The introduction of biometric ID cards, the most ambitious scheme of its kind according to experts as they would carry fingerprint, iris and face-recognition technology, had been set for 2008.
However the Home Office confirmed the timescale would depend on a departmental review ordered by new Home Secretary John Reid and said the cards would only be introduced "when the time is right".
But it insisted the scheme would go ahead.
"We want to ensure we get the scheme right and do it in the right way rather than stick to any timetable," a Home Office spokesman said.
"Biometric identity is absolutely central to our future plans. We have always made clear that its introduction would be in stages -- an incremental process."
The statement follows the publication of leaked e-mails in a Sunday newspaper which said they were from senior civil servants involved in the scheme, expressing doubts about its feasibility.
Media reports said ministers were now preparing to scale down the project and come up with a compromise "face-saving" alternative scheme.
Any failure to bring in the cards on time would be an embarrassment for Prime Minister Tony Blair who has long championed their introduction, saying they were vital in tackling terrorism, fraud and organised crime.
But critics have leapt on the news as proof that the ID cards, which could cost as much as 19 billion pounds according to academics at the London School of Economics, would be an expensive white elephant that infringe on civil liberties.
"The government has systematically misled the public, bullied Parliament and anyone who dared to speak against them, and wasted tens of millions already on a scheme that officials now admit is unworkable," said Phil Booth from campaign group NO2ID.

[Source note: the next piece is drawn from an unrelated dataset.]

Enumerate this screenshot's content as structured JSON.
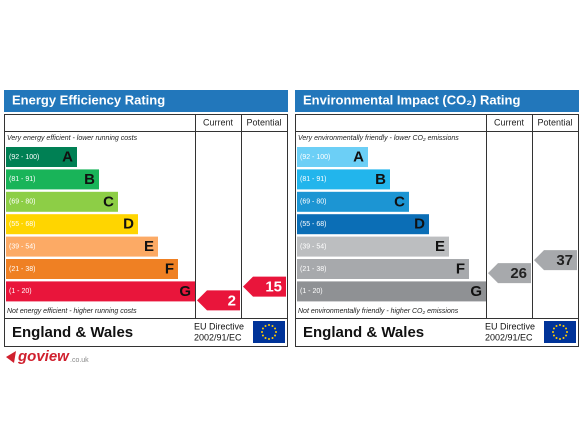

The Conservatives called for the scheme to be ditched.
"This ID card project continues to crumble as doubts about its effectiveness, technology and cost pile up," said the party's home affairs spokesman David Davis.
"It is becoming ever clearer, even from the government's own perspective, that they should abandon this expensive plastic poll tax which, far from improving our security, may well make it worse."
Parliament agreed the cards would be introduced from 2008 when citizens applying for or renewing passports would be given an ID card and their biometric details put on a national register.
However under a compromise deal, those applying from passports can opt out of getting an ID card until 2010.
When introduced, it would see Britons issued with ID cards for the first time since they were abolished after World War Two.
ID cards are used in about a dozen European Union countries but are not always compulsory and do not carry as much data as those planned for Britain.